Step 2. Make the transition to a learning organization smooth for your team. Run experiments, embrace failure, and don’t try to become a heroic inventor. A successful learning organization can only work with self-organizing teams, and over time it will take the shape of a ‘team of teams’ structure. You can’t do everything on your own.
Step 3. Change the team spirit. Change isn’t always as welcome as we might think. Just relabelling positions in a company won’t help. You will need devoted coaches and mentors for the self-organization to work well.
Step 4. Avoid cognitive bias. When something works, people at the founder and management level are confident that they were right this time, and will always be right in future. On the other hand, if something goes wrong, they distance themselves by saying that was something no one could have foreseen. Consequently, this may lead to micromanagement of the product delivery organization.
Step 5. Find your own way. Many startups try to copy the processes of other scaling companies. For example, Spotify became a role model for scaling agile organizations. But the truth is, there is no one way in which software is developed at Spotify. Spotify encourages their employees to continuously bring in new ideas and adapt their way of working. As a startup founder, you have to embrace the uniqueness of your company and help your team find their own way to grow.
Step 6. Lose the command & control mindset. Agile companies don’t need project management offices or a gatekeeper between them and the stakeholders and customers.
If we dig deeper into how agile organizations work, we might mention the Lean Startup. Lean is a set of principles that help a company achieve quality, speed, and customer alignment. Lean is a practice that eliminates all the possible “waste” – useless meetings, documentation, and ineffective ways of working, like multitasking. So, basically, Lean is a project management technique that works for all industries, with Agile being its adaptation for IT.
How do you incorporate general Lean principles within Agile methodology? Here are a couple of agile model phases:
- Identify your product. Clearly state what your product is, how it’s going to work, who will use it, how it supports your company’s strategy.
- Make a Product Map. Include product specs, requirements, and a loose timeframe for the development of each requirement. The team needs to visualize parts of the product, how they will work together, and how much time they have to devote to for each part.
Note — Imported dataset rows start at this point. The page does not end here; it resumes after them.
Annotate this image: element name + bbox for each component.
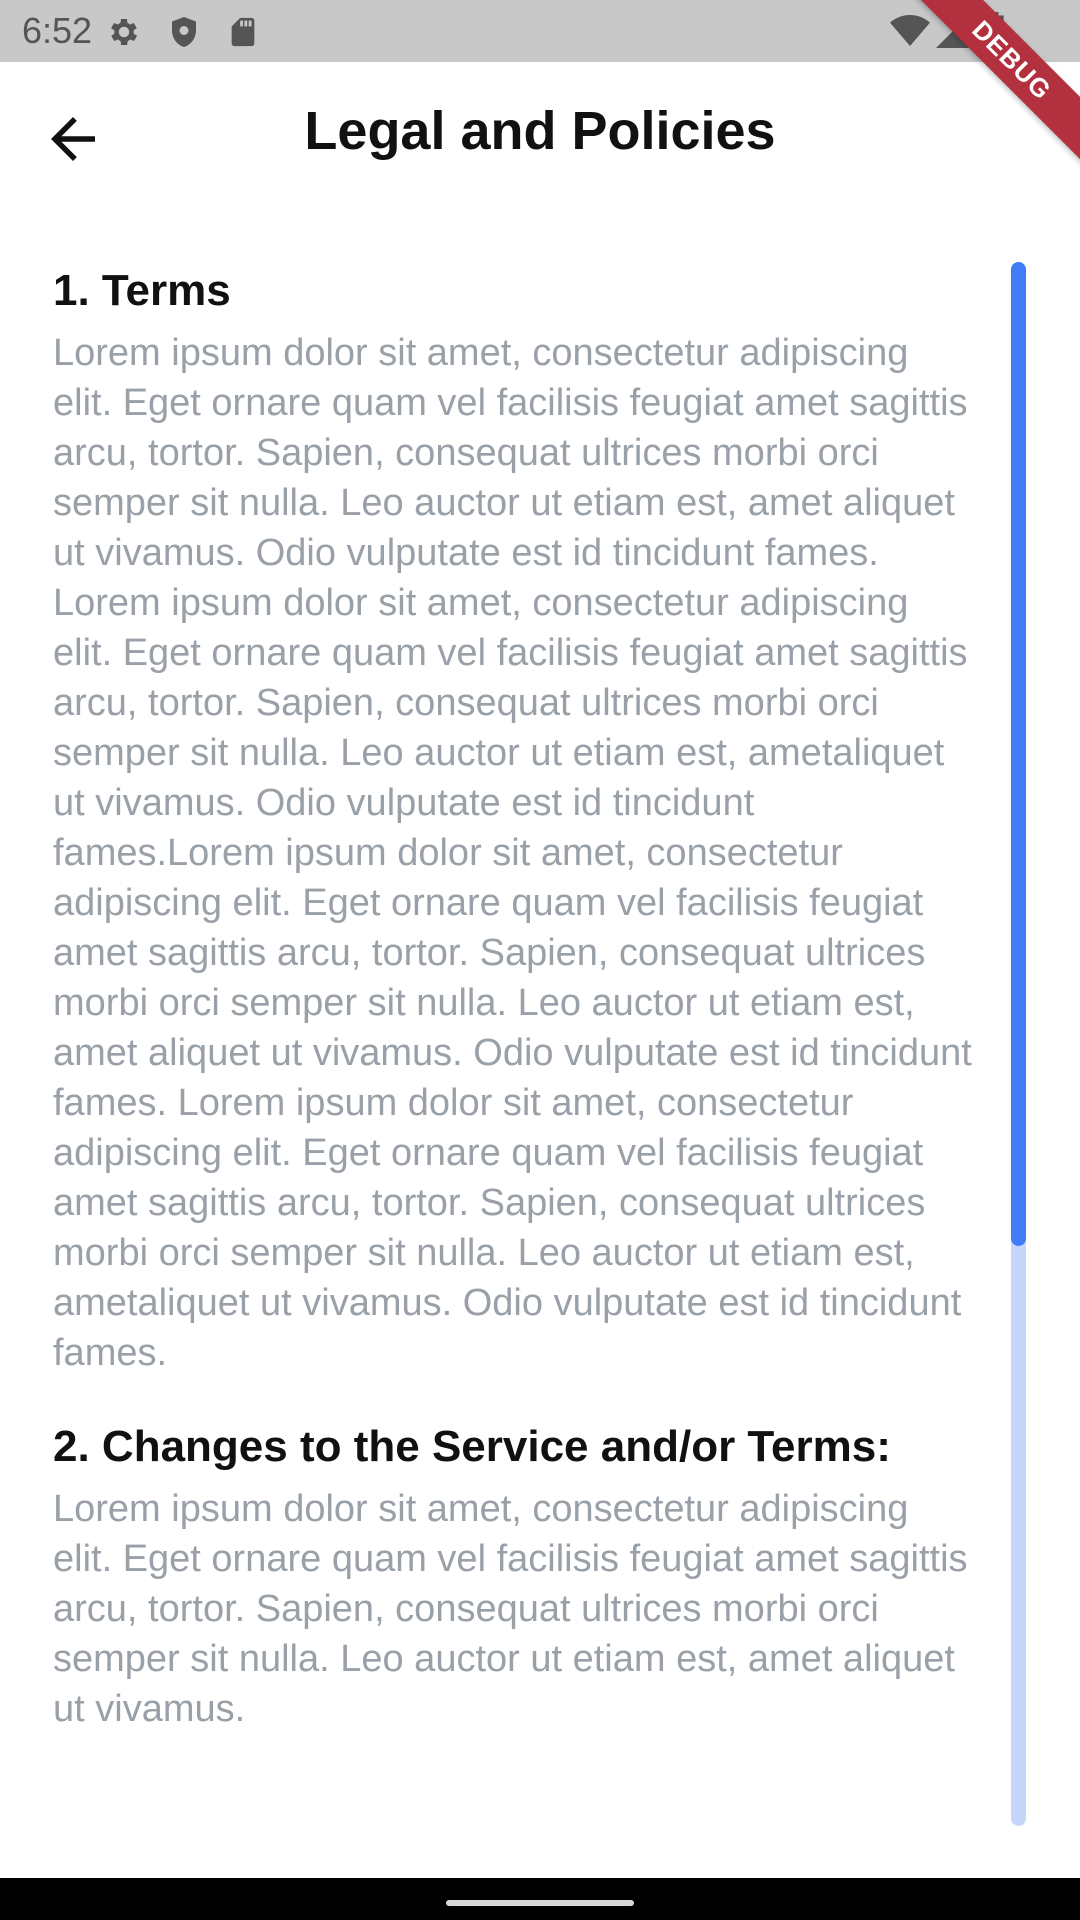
- page-title: Legal and Policies: [304, 101, 776, 161]
- sd-card-icon: [226, 14, 260, 50]
- wifi-icon: [890, 14, 930, 48]
- shield-icon: [166, 14, 202, 50]
- system-nav-bar: [0, 1878, 1080, 1920]
- settings-icon: [106, 14, 142, 50]
- section-body-terms: Lorem ipsum dolor sit amet, consectetur …: [53, 332, 972, 1374]
- section-title-terms: 1. Terms: [53, 266, 231, 315]
- status-bar: 6:52: [0, 0, 1080, 62]
- scrollbar-thumb[interactable]: [1011, 262, 1026, 1246]
- section-title-changes: 2. Changes to the Service and/or Terms:: [53, 1422, 891, 1471]
- home-indicator[interactable]: [446, 1900, 634, 1906]
- app-bar: Legal and Policies: [0, 62, 1080, 207]
- section-body-changes: Lorem ipsum dolor sit amet, consectetur …: [53, 1488, 968, 1730]
- policy-content[interactable]: 1. Terms Lorem ipsum dolor sit amet, con…: [53, 262, 973, 1824]
- status-time: 6:52: [22, 10, 93, 51]
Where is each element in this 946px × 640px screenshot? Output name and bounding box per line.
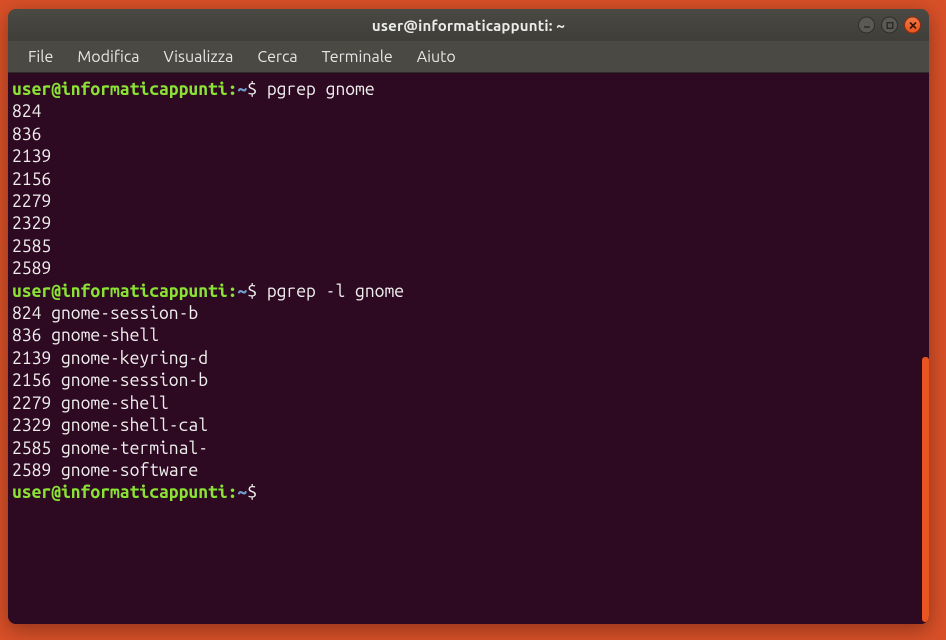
prompt-sep: : [228, 282, 238, 301]
terminal-viewport[interactable]: user@informaticappunti:~$ pgrep gnome 82… [8, 73, 929, 624]
prompt-line: user@informaticappunti:~$ [12, 482, 925, 504]
prompt-user-host: user@informaticappunti [12, 80, 228, 99]
prompt-user-host: user@informaticappunti [12, 483, 228, 502]
prompt-dollar: $ [247, 483, 257, 502]
output-line: 2585 [12, 236, 925, 258]
window-controls [858, 17, 921, 34]
prompt-dollar: $ [247, 80, 257, 99]
menu-modifica[interactable]: Modifica [65, 44, 151, 70]
output-line: 2279 [12, 191, 925, 213]
prompt-path: ~ [237, 483, 247, 502]
close-icon [909, 21, 917, 29]
maximize-icon [886, 21, 894, 29]
output-line: 2589 [12, 258, 925, 280]
maximize-button[interactable] [881, 17, 898, 34]
prompt-dollar: $ [247, 282, 257, 301]
menu-terminale[interactable]: Terminale [310, 44, 405, 70]
menu-visualizza[interactable]: Visualizza [151, 44, 245, 70]
menubar: File Modifica Visualizza Cerca Terminale… [8, 41, 929, 73]
output-line: 824 [12, 101, 925, 123]
output-line: 2329 [12, 213, 925, 235]
output-line: 2156 gnome-session-b [12, 370, 925, 392]
prompt-sep: : [228, 80, 238, 99]
output-line: 2156 [12, 169, 925, 191]
prompt-sep: : [228, 483, 238, 502]
prompt-path: ~ [237, 80, 247, 99]
command-text: pgrep -l gnome [267, 282, 404, 301]
scrollbar-thumb[interactable] [922, 357, 929, 622]
window-title: user@informaticappunti: ~ [372, 17, 565, 34]
titlebar[interactable]: user@informaticappunti: ~ [8, 9, 929, 41]
command-text: pgrep gnome [267, 80, 375, 99]
minimize-button[interactable] [858, 17, 875, 34]
prompt-user-host: user@informaticappunti [12, 282, 228, 301]
output-line: 824 gnome-session-b [12, 303, 925, 325]
terminal-window: user@informaticappunti: ~ File Modifica … [8, 9, 929, 624]
output-line: 836 [12, 124, 925, 146]
prompt-path: ~ [237, 282, 247, 301]
output-line: 2589 gnome-software [12, 460, 925, 482]
prompt-line: user@informaticappunti:~$ pgrep gnome [12, 79, 925, 101]
menu-file[interactable]: File [16, 44, 65, 70]
output-line: 836 gnome-shell [12, 325, 925, 347]
minimize-icon [863, 21, 871, 29]
output-line: 2585 gnome-terminal- [12, 438, 925, 460]
output-line: 2279 gnome-shell [12, 393, 925, 415]
output-line: 2139 gnome-keyring-d [12, 348, 925, 370]
prompt-line: user@informaticappunti:~$ pgrep -l gnome [12, 281, 925, 303]
menu-cerca[interactable]: Cerca [245, 44, 309, 70]
close-button[interactable] [904, 17, 921, 34]
output-line: 2139 [12, 146, 925, 168]
menu-aiuto[interactable]: Aiuto [405, 44, 468, 70]
output-line: 2329 gnome-shell-cal [12, 415, 925, 437]
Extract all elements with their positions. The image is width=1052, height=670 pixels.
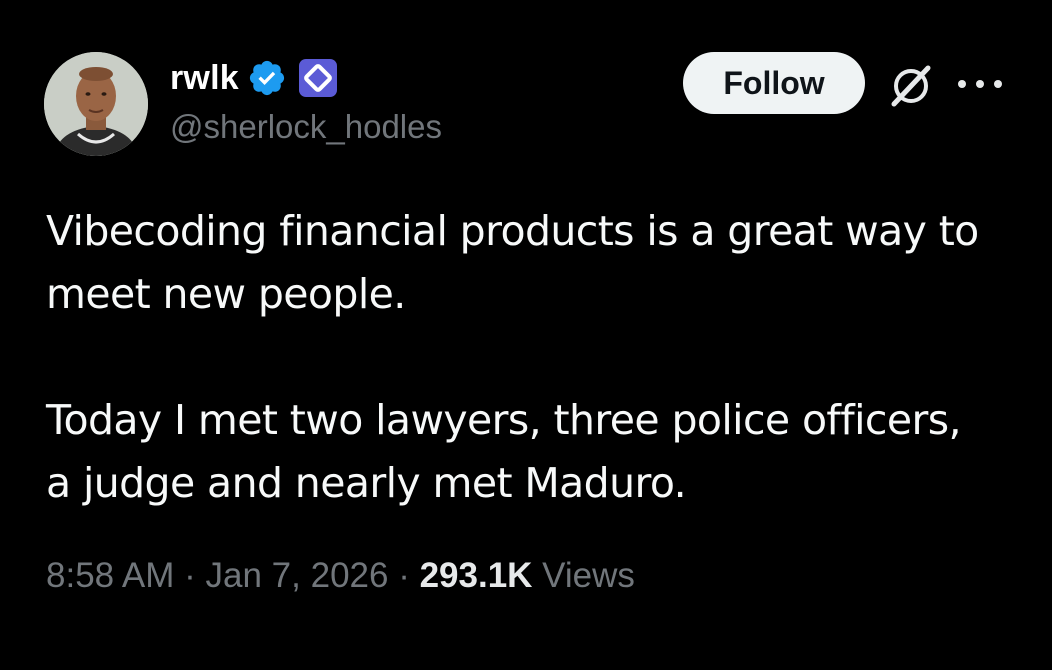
more-dot — [994, 80, 1002, 88]
more-dot — [958, 80, 966, 88]
tweet-text: Vibecoding financial products is a great… — [46, 200, 1036, 515]
avatar-image — [44, 52, 148, 156]
tweet-line: a judge and nearly met Maduro. — [46, 459, 687, 507]
author-handle[interactable]: @sherlock_hodles — [170, 108, 442, 146]
post-time[interactable]: 8:58 AM — [46, 556, 174, 595]
verified-badge-icon[interactable] — [247, 58, 287, 98]
author-name-row: rwlk — [170, 56, 337, 100]
more-options-icon[interactable] — [958, 72, 1002, 96]
affiliate-badge-icon[interactable] — [298, 59, 337, 97]
follow-button[interactable]: Follow — [683, 52, 865, 114]
more-dot — [976, 80, 984, 88]
tweet-meta: 8:58 AM · Jan 7, 2026 · 293.1K Views — [46, 556, 635, 596]
tweet-line: Vibecoding financial products is a great… — [46, 207, 979, 255]
tweet-card: rwlk @sherlock_hodles Follow Vibecoding … — [0, 0, 1052, 670]
grok-icon[interactable] — [886, 60, 936, 110]
avatar[interactable] — [44, 52, 148, 156]
views-count[interactable]: 293.1K — [420, 556, 533, 595]
views-label: Views — [532, 556, 635, 595]
post-date[interactable]: Jan 7, 2026 — [206, 556, 389, 595]
tweet-line: meet new people. — [46, 270, 406, 318]
affiliate-ring-shape — [302, 62, 334, 94]
display-name[interactable]: rwlk — [170, 59, 239, 98]
separator: · — [388, 556, 420, 595]
separator: · — [174, 556, 206, 595]
tweet-line: Today I met two lawyers, three police of… — [46, 396, 962, 444]
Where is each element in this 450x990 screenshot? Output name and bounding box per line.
- Draft a work plan. This will be your team’s timetable for the release of each iteration.
- Plan daily meetings. Avoid arranging too many meetings, but regular meetings every other day are necessary to discuss current progress and catch mistakes at early stages.
- Arrange sprint reviews. Show the working product to your stakeholders so they can review it.
- Sprint evaluation. Draw conclusions about how this sprint went and discuss further actions/improvements.
As you can see, building lean and agile is as effective as it is dynamic, which is why numerous companies around the world choose this methodology. It allows product teams to concentrate on the roadmap and maximize efficiency by eliminating time-consuming and mostly useless paperwork and meetings. However, when choosing Agile SDLC, you have to keep in mind that it’s important to combine this aim-oriented workflow with customer validation in order to deliver a top-notch product.